With the deep hurt that the day had brought her still burning in her heart, she did not know whether to hate them the more for surprising her thus with their coming, or to let all other feeling dissolve into envy as she looked down upon them. The horse was a golden brown, with a taffy-colored mane and a taffy-colored tail braided and snugly rolled under in a pug; he stood flicking his hoofs, and they were the color of the yellowing piano keys at the minister’s house, in Sundower. The buggy—she remembered the name of it, because Reef had told her and had shown her a picture of one like it in the mail-order catalogue—was a victoria, rubber tired and glittering splendidly in the sunlight. The top of the buggy was down and Elsa could see that one of the Carew boys sat within, besides the two women she had seen at first. The boy, who must have been about Reef’s age, was sitting between the two women, a book open upon his knees. He did not look up even when the carriage came to a full stop. The women sat in their places for a moment, looking toward the house, then looked at each other oddly, their faces seeming to stretch and flatten. Presently the older of the two, the one who had been driving, spoke sharply to the boy and tapped him on the arm with her white silk-gloved hand. He looked up indolently, yawned and closed his book, and put it behind him. Then with a droll, curled-up smile of red, plump lips, he got to his feet and stretched, blinking and smiling in the sunlight. The women waited without speaking, with an air of great forbearance.
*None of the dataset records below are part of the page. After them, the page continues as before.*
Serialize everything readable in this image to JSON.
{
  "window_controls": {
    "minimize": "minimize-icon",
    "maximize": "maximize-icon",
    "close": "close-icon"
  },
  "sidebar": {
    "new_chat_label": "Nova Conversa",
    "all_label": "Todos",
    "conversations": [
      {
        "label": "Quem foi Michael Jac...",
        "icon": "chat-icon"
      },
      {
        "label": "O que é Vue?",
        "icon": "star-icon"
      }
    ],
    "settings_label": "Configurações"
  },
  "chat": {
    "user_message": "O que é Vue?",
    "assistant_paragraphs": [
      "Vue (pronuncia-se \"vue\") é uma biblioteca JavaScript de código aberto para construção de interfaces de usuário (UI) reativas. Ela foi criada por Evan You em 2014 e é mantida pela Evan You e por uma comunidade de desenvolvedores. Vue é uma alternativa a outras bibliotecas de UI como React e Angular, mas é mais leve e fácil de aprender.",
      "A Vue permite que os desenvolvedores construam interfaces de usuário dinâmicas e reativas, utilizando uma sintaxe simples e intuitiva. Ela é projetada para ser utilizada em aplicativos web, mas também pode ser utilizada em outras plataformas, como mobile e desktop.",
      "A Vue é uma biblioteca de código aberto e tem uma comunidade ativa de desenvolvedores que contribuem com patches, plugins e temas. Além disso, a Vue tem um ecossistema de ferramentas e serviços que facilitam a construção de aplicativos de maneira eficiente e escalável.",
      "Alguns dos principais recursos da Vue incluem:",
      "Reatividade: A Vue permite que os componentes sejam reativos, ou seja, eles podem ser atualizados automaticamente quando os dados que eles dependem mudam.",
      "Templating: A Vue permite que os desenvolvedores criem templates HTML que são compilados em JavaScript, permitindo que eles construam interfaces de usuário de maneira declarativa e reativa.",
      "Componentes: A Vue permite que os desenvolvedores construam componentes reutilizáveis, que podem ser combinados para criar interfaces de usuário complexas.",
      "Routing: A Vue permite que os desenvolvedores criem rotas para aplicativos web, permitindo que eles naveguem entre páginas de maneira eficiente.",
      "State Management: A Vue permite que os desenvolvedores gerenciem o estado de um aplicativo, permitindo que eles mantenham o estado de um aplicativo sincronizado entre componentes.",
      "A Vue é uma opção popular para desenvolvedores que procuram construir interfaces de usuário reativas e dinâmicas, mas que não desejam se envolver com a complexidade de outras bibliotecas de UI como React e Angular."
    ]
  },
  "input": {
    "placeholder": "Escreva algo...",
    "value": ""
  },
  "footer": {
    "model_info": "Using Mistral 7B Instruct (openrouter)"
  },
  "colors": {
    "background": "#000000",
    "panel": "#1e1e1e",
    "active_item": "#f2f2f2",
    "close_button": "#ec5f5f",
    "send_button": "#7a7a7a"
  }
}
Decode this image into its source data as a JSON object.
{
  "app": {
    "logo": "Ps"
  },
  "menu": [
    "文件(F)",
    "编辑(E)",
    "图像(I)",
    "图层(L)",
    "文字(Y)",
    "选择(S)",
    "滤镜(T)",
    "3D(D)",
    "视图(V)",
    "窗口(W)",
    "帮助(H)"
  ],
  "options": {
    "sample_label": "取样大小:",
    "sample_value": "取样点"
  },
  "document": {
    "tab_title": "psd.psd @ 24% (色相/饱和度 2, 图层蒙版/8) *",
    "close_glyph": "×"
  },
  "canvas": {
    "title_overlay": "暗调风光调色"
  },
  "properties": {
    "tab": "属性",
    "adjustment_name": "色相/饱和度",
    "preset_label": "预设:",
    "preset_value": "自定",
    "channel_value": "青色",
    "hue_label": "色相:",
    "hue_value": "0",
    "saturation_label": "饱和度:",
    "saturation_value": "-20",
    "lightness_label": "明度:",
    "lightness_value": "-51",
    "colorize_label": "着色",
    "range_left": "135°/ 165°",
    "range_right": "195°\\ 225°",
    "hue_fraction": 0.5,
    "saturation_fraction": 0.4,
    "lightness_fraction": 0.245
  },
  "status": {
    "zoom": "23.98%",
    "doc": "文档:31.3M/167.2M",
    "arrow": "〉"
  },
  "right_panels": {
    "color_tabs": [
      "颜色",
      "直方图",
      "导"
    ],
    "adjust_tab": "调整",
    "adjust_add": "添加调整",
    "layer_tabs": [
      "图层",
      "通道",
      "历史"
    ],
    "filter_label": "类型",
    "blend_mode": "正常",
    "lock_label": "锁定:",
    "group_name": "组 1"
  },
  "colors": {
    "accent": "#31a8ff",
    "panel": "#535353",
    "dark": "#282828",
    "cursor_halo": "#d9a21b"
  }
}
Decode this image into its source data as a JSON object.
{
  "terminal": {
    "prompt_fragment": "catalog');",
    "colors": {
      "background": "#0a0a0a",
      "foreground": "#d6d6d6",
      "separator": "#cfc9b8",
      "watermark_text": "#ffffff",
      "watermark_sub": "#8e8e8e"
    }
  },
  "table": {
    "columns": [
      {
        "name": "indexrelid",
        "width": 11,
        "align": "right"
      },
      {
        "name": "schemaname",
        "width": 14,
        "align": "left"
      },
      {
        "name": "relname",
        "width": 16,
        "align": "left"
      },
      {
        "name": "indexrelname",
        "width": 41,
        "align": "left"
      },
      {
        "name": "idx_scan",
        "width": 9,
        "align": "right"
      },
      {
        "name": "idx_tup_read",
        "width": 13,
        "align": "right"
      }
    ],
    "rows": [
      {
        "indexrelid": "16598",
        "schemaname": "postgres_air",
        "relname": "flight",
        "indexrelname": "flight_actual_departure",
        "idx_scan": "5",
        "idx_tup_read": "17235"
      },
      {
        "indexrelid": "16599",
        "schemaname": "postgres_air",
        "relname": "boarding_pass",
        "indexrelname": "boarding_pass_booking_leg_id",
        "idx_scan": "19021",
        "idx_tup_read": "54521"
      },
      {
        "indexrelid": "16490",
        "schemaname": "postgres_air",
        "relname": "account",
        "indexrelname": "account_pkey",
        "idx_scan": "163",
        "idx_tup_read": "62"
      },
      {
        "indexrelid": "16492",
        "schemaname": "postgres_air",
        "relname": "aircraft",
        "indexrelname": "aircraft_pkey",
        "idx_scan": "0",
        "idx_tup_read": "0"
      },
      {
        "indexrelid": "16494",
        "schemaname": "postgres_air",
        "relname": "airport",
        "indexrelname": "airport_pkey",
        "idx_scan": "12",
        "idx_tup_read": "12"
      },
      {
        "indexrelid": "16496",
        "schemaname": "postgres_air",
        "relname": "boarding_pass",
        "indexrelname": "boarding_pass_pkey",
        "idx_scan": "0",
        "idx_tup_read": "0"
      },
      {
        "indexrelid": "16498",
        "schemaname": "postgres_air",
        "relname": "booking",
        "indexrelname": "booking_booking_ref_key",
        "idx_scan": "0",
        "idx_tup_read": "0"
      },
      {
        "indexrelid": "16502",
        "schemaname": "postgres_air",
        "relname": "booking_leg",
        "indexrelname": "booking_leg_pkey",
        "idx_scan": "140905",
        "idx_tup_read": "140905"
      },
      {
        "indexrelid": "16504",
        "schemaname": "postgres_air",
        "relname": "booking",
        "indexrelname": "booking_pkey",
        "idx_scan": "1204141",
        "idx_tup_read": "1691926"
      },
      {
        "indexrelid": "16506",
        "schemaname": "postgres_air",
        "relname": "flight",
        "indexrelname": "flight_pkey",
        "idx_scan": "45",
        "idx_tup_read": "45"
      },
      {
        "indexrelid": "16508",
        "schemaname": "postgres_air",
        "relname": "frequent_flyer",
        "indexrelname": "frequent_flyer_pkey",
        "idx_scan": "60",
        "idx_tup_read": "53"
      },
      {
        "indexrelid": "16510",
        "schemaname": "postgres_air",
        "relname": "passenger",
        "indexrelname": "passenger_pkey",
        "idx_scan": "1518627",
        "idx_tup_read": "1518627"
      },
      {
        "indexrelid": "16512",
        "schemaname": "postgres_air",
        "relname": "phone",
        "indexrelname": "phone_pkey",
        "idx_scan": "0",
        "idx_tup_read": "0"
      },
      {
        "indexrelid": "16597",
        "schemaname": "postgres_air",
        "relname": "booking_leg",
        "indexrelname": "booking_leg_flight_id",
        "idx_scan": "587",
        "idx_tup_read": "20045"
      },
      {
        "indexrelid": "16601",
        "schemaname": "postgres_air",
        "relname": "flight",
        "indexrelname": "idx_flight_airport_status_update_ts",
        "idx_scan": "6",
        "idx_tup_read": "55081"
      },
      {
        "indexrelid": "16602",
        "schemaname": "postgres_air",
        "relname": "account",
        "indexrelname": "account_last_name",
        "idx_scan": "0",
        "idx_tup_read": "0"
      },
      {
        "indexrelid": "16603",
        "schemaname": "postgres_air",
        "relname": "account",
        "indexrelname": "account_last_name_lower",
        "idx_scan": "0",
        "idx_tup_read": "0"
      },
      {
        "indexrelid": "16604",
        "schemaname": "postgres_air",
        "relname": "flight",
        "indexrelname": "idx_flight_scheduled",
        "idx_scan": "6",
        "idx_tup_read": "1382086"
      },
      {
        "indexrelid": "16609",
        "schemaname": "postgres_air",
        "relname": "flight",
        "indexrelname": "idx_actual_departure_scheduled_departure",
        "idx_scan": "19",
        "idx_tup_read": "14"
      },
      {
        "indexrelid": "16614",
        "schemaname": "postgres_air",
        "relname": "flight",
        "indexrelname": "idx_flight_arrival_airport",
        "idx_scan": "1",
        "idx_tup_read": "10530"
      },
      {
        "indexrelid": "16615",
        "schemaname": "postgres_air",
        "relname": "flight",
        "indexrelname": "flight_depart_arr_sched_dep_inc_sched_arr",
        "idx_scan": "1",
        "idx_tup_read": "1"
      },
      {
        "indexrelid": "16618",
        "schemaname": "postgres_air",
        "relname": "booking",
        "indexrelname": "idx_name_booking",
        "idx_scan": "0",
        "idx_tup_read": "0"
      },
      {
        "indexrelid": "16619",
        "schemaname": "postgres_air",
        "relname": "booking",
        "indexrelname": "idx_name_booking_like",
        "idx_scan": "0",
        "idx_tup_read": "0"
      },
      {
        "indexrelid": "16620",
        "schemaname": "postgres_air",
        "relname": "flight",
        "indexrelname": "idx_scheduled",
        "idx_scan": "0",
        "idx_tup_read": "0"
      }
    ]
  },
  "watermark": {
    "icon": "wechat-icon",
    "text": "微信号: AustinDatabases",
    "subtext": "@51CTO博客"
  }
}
Elsa watched, her eyes screwed up into a tangle of lashes, long and light, while the boy got down from the victoria. Then he stood up smartly, in the manner of a young soldier, Elsa thought, and swept his round straw hat from his head. Elsa could not be sure whether he was quite serious or merely acting a part for his own amusement when he pressed his hat against his blouse, flung out his other arm, and made a low bow toward the women in the carriage. The women got up and the boy extended his hand to each as she descended. Once safe on the ground, they both looked far away with a smile of pleasure and faint secrecy. The boy took charge of the horse then and led it to the narrow square of shade beside the chicken-coop.

A feeling of strange uneasiness took possession of Elsa as she saw her mother come to the door of the house and look out. She was fingering the base of her throat nervously as if she felt not quite at ease in her brown calico dress with its flounce and the curly white leaves printed in it. It was her best dress and she always wore it in time of sickness, for the doctor’s sake, and against the coming of visitors. But how could the two Carew women know that? They moved over the pebbles in their high heels—Elsa could just see those heels under the drag of their skirts—as if the wearing of good clothes was a small concern in their important lives.

The boy, waiting beside the horse, glanced up and saw her; stared—and looked sternly away. But whether that sternness was again mere make-believe, Elsa could not tell. Across the field that lay close by and along the road, came a man enveloped in sun and shading his eyes with his hand as he came. That was Uncle Fred, coming to see if there might not be something for him to do, now that Reef was unable. Elsa’s father had had to go to the far side of the place, at the very edge of the hollow, and would not be back before it was time for supper. Elsa herself would have to go down and help now. She hated to go, with that boy there. But the Carew women had gone indoors, lifting their skirts carefully on the steps so that a mite of lace showed underneath. Uncle Fred had come through the fence and was talking to the boy now, pointing to the little pasture north of the barn where the horse might be allowed to run free. Elsa waited until the boy had started off with Uncle Fred leading the horse. Then she got up and pulled her apron straight and looked down to see whether her feet were clean.